Modeling of assessing the differences within the different division

Prior to analysis, we conducted a log transformation (log (abundance+1)) on our data to obtain normal distribution data (Fig. S2). First, we used univariate linear mixed models in the lme4 package130 to assess the effects of ecosystems, different seasons, experimental settings on MP abundance in global inland waters, and also explore the differences within the different characteristics of MPs. Next, we will conduct global predictions, and the specific process is as follows.

Global predicted variables

Based on our database coordinate information, we extracted 23 candidate predictor variables from the HydroSHEDS data131 (https://www.hydrosheds.org) (Table S1) to establish and predict MP abundance in global inland water environments using machine learning. This study resampled all variables in EPSG:4326 (World Geodetic System 1984) at 0.05-degree grid resolution. We also conducted log(abundance+1) transformation for the response variable to facilitate modeling in the predicting map. To avoid collinearity, we eliminated predictors with low contributions one by one until the variance inflation factors (VIFs) of all predictors were less than five. After that, we conducted the VSURF package for model selection132, which used the random forest permutation-based score of importance and conducted using a stepwise approach, adding variables only if they significantly reduced the out-of-bag error (OOB) by more than the average change after adding the noise variables. Finally, there are the remaining 5 variables used for modeling (Fig. S5).

Modeling of prediction

Based on our database, we conducted random forest regression model based on randomForest package133 to explore the relationship between environmental predictors and MP abundance. As a supervised learning algorithm, random forest combines multiple decision trees to make predictions, reducing the risks of overfitting and improving the generalization performance. To determine the best-performing model, we tuned a series of parameters to optimize model performance134, using the train function from the caret package135. We fulfilled repeated random 10-fold repeated cross-validation. The process was trained 10 times, each time using 90% of the data for training and leaving the remaining 10% for validation.

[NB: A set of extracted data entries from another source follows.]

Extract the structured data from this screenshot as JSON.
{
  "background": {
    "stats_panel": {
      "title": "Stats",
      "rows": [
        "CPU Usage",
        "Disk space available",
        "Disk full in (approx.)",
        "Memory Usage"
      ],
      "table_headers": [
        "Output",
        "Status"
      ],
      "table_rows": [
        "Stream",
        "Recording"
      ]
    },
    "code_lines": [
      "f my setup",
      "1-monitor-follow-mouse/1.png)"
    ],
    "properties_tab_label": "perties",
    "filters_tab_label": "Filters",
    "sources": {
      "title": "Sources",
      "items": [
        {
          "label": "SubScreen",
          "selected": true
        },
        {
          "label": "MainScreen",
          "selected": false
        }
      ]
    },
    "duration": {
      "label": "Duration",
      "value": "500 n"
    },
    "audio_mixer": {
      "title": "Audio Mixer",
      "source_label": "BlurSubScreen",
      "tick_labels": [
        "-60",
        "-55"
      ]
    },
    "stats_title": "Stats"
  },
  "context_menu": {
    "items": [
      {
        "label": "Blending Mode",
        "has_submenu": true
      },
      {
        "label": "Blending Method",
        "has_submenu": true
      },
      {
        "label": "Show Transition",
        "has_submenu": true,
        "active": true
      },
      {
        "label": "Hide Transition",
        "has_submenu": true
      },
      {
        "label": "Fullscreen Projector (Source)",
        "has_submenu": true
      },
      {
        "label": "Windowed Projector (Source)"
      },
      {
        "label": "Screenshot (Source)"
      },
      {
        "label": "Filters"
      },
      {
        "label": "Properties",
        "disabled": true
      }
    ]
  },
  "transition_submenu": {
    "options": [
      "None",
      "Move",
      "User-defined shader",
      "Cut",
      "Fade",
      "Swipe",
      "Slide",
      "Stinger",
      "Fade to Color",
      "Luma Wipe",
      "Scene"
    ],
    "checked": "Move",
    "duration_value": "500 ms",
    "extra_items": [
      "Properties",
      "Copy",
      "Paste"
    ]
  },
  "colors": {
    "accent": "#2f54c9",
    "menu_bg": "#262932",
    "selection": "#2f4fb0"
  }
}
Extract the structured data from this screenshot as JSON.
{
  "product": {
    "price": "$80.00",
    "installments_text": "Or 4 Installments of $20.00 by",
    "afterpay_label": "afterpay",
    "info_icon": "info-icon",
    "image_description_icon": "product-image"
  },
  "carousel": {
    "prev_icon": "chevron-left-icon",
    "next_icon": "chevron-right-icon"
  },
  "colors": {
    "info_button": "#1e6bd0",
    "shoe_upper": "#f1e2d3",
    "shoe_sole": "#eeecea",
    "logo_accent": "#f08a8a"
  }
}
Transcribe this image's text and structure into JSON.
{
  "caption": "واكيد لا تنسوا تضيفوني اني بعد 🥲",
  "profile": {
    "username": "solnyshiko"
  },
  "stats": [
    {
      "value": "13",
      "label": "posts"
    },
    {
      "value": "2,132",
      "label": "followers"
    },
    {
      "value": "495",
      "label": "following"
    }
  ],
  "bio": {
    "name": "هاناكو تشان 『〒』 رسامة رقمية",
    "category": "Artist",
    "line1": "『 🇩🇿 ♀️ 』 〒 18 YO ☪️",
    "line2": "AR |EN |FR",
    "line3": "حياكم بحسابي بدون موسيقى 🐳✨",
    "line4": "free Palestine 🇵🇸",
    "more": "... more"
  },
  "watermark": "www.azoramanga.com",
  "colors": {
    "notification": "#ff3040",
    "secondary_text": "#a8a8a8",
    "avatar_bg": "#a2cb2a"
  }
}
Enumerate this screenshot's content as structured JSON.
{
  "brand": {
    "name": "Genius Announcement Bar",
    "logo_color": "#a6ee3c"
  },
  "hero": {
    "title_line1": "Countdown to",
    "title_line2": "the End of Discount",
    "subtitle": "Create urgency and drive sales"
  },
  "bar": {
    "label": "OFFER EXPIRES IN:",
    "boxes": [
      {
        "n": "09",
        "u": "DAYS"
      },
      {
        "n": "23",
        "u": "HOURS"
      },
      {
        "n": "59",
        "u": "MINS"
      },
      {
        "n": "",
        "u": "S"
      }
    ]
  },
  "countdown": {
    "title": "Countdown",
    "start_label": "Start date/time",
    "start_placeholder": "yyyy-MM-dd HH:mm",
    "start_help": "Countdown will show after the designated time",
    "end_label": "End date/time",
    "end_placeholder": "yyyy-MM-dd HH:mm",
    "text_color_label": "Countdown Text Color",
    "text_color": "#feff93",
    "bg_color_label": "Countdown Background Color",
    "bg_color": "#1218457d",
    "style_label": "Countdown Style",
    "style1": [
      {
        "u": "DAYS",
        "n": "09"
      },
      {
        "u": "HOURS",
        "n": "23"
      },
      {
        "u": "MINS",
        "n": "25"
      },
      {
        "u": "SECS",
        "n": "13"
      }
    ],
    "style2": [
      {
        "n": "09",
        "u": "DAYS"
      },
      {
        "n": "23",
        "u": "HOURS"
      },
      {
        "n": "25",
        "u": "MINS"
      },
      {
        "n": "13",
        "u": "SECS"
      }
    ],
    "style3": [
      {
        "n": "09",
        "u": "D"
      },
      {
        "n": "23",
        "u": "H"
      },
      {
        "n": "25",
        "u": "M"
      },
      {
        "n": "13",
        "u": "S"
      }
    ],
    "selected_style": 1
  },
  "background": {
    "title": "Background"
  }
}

Finally, we select the optimal parameters to build the final model.

Model test and predictors importance assessment

In each model, we evaluated the root-mean-square error (RMSE) and R2_Accuracy to summarize the cross-validation results and assess the predictive performance of the model. R2_Accuracy (R2_Accuracy = 1 – SSE/SST) represents the amount of variation explained by the model136, where SSE is the squared error between observation and prediction, and SST is the total sum of squares137. The model with the lowest RMSE and highest R2_Accuracy was considered the best performance for predicting MP abundance in specific environments. We assessed the variable importance using “caret” package for the best parameter random forest model, and the results of variable importance with normalization within a range of 0–100% in the model indicated the effects of predictors on the model results.

Global prediction and uncertainty

We extracted data on these five predictor variables for the global scale, excluding glaciers and desert regions. Based on this data, the model with best parameter was conducted to predict and generate the global map of MPs, the process of which were performed 100 iterations. Notably, we generated 100 global maps related to MPs, and by averaging the results over these 100 iterations, we obtained the per-pixel mean values and standard deviations. Afterwards, we calculated the coefficient of variation (standard deviation divided by mean value).

Analysis of differences MP abundance among sampling methods

In terms of MPs in water, sampling methods largely affect the abundance values of MPs in water samples, which can be easily overestimated or underestimated. We divided all the methods into three categories (grab, net, and pump), and modeled as well as predicted world maps for the three methods with the same processes as above. Additionally, owing to major sampling points in China, we also modeled and predicted these properties for China using the same processes.